As reviewed over the past few weeks, updating can be enhanced with n-back training, but this may not widely transfer to other tasks; “focused attention” may be made more efficient with mindfulness techniques (as assessed via the “orienting” and “conflict monitoring” components of the ANT task and via the attentional blink) but might not be parallelized or expanded via practice (as determined via constant “focus switch costs” as a function of practice on the n-back). Somewhat counterintuitively, focus switch costs are unrelated to working memory capacity and fluid intelligence; thus the immutability of focus switch costs are not a lost opportunity for executive control and intelligence enhancement.
Interestingly, although the more reactive or retrospective mechanism of working memory is the newest to be proposed, it is probably the mechanism behind the majority of the oldest memory training techniques, which encouraged strategies for “chunking”. (Such strategies thus target the encoding of information; might future work reveal undiscovered techniques for enhancing retrieval?)
As far as I know, there are no reports of improvements in “selection efficiency” as operationalized in the Luck & Vogel paradigm, nor whether “selection efficiency” changes as a function of more generalized working memory training. It is also unclear whether selection efficiency is related to “updating” (and the basal ganglia, as suggested by McNab & Klingberg‘s work) or to the “alerting” / VAN system, but both have been shown to be plastic with training. In all likelihood, “updating” and “alerting” work in conjunction, with “altering” being accomplished by a ventral attentional network which then triggers a basal ganglia “updating” process (as supported by some analyses of the p3 response).
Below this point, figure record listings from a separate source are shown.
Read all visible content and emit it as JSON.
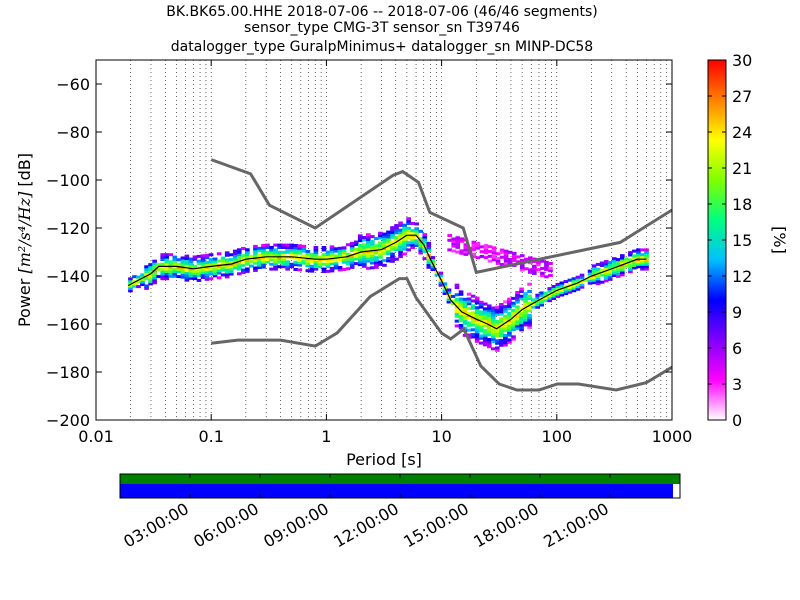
{
  "title_lines": [
    "BK.BK65.00.HHE   2018-07-06 -- 2018-07-06  (46/46 segments)",
    "sensor_type CMG-3T sensor_sn T39746",
    "datalogger_type GuralpMinimus+ datalogger_sn MINP-DC58"
  ],
  "chart_data": [
    {
      "type": "heatmap",
      "title": "BK.BK65.00.HHE   2018-07-06 -- 2018-07-06  (46/46 segments)",
      "subtitle": [
        "sensor_type CMG-3T sensor_sn T39746",
        "datalogger_type GuralpMinimus+ datalogger_sn MINP-DC58"
      ],
      "xlabel": "Period [s]",
      "ylabel_parts": [
        "Power ",
        "[m²/s⁴/Hz]",
        " [dB]"
      ],
      "xscale": "log",
      "xlim": [
        0.01,
        1000
      ],
      "ylim": [
        -200,
        -50
      ],
      "x_ticks": [
        0.01,
        0.1,
        1,
        10,
        100,
        1000
      ],
      "x_tick_labels": [
        "0.01",
        "0.1",
        "1",
        "10",
        "100",
        "1000"
      ],
      "y_ticks": [
        -200,
        -180,
        -160,
        -140,
        -120,
        -100,
        -80,
        -60
      ],
      "y_tick_labels": [
        "−200",
        "−180",
        "−160",
        "−140",
        "−120",
        "−100",
        "−80",
        "−60"
      ],
      "grid": "dotted vertical",
      "colorbar": {
        "label": "[%]",
        "range": [
          0,
          30
        ],
        "ticks": [
          0,
          3,
          6,
          9,
          12,
          15,
          18,
          21,
          24,
          27,
          30
        ],
        "colormap": [
          "#ffffff",
          "#ff00ff",
          "#8000ff",
          "#0000ff",
          "#00c0ff",
          "#00ff80",
          "#80ff00",
          "#ffff00",
          "#ff8000",
          "#ff0000"
        ]
      },
      "nhnm": {
        "x": [
          0.1,
          0.22,
          0.32,
          0.8,
          3.8,
          4.6,
          6.3,
          7.9,
          15.4,
          20,
          354.8,
          1000
        ],
        "y": [
          -91.5,
          -97.4,
          -110.5,
          -120,
          -98,
          -96.5,
          -101,
          -113.5,
          -120,
          -138.5,
          -126,
          -112.5
        ]
      },
      "nlnm": {
        "x": [
          0.1,
          0.17,
          0.4,
          0.8,
          1.24,
          2.4,
          4.3,
          5,
          6,
          10,
          12,
          15.6,
          21.9,
          31.6,
          45,
          70,
          101,
          154,
          328,
          600,
          1000
        ],
        "y": [
          -168,
          -166.7,
          -166.7,
          -169.2,
          -163.7,
          -148.6,
          -141.1,
          -141.1,
          -149,
          -163.8,
          -166.2,
          -162.1,
          -177.5,
          -185,
          -187.5,
          -187.5,
          -185,
          -185,
          -187.5,
          -184.4,
          -178
        ]
      },
      "mode_curve": {
        "x": [
          0.019,
          0.025,
          0.03,
          0.035,
          0.05,
          0.07,
          0.1,
          0.15,
          0.2,
          0.3,
          0.5,
          0.8,
          1,
          1.5,
          2,
          3,
          4,
          5,
          6,
          7,
          8,
          10,
          12,
          15,
          20,
          25,
          30,
          40,
          50,
          70,
          100,
          150,
          200,
          300,
          500,
          600
        ],
        "y": [
          -144,
          -141,
          -139,
          -136,
          -136,
          -137,
          -136,
          -135,
          -133,
          -132,
          -132,
          -133,
          -133,
          -132,
          -130,
          -129,
          -126,
          -123,
          -123,
          -127,
          -133,
          -142,
          -150,
          -155,
          -158,
          -160,
          -162,
          -158,
          -154,
          -150,
          -146,
          -143,
          -140,
          -137,
          -133,
          -133
        ]
      },
      "time_axis": {
        "tick_labels": [
          "03:00:00",
          "06:00:00",
          "09:00:00",
          "12:00:00",
          "15:00:00",
          "18:00:00",
          "21:00:00"
        ],
        "span_hours": [
          0,
          24
        ],
        "data_coverage_hours": [
          0,
          24
        ],
        "gap_coverage_hours": [
          0,
          23.7
        ],
        "data_color": "#008000",
        "gap_color": "#0000ff"
      }
    }
  ]
}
In addition, no work has focused on enhancing the resolution of working memory’s discretely precise “slots”, nor on whether the number of those slots appear to increase with practice. This is probably due to the fact that Zhang & Luck’s mixture-model method is just too new to have been used in these paradigms.
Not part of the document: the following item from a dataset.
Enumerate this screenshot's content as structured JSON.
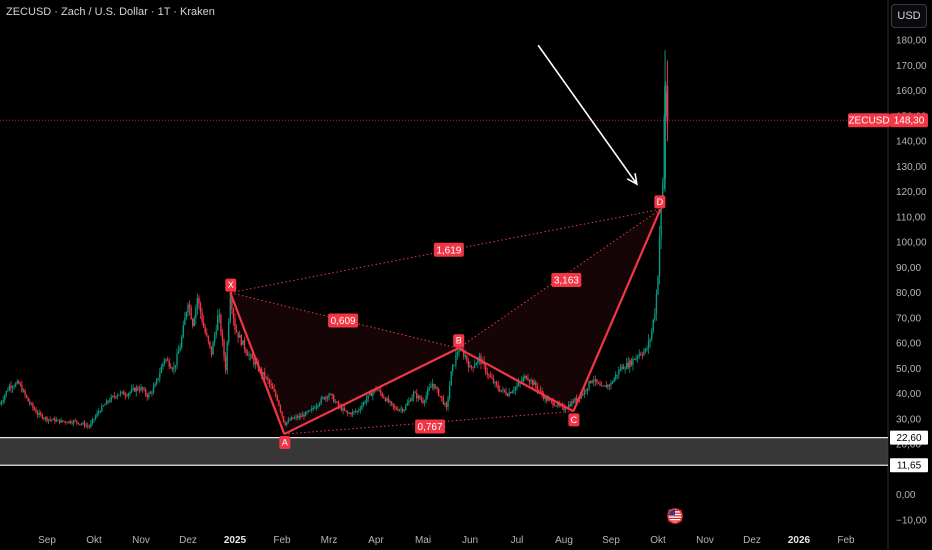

Different areas of the brain are thought to underlie the two forms of information preservation in working memory discussed above (continuous “focused attention” in the service of active maintenance, and “rapid storage” in the service of a more reactive/retrospective form of working memory). While the same basic cortico-striatal architecture probably subserves both mechanisms, parietal cortex may be particularly important for the form of working memory that involves active maintenance and continuous, focused attention, whereas the hippocampus may be more involved in the reactive or retrospective form of working memory. In fact, computational models suggest the two regions may interact or coordinate their activity. (The reactive/retrospective form of working memory might also [or alternatively] involve a form of cortical “fast-weights,” similar to those underlying iconic memory. By this view, reactive/retrospective working memory could involve the “reconstruction” of a memory from decaying memory traces exclusive of hippocampal pattern completion.)
Finally, attention training (whether of sustained or transient attention) has been the focus of some of the most successful and long-standing cognitive training paradigms: those carried out by Posner and colleagues. One can speculate that more recently-discovered cognitive training techniques also work directly on attention itself, perhaps increasing its efficiency by increasing its strength or coherence (see, for example, this previous post on the tightening of neuronal temporal tuning as a result of practice, and this work suggesting that uniformity in reaction time distributions subsumes and surpasses the predictive variance in IQ captured by elementary cognitive tasks.)
In summary, human memory is a heterogenous entity with multiple constraints operating both in parallel and in series. This does not, however, preclude a coherent framework for understanding the multiple behavioral training methods which are being discovered to enhance cognition.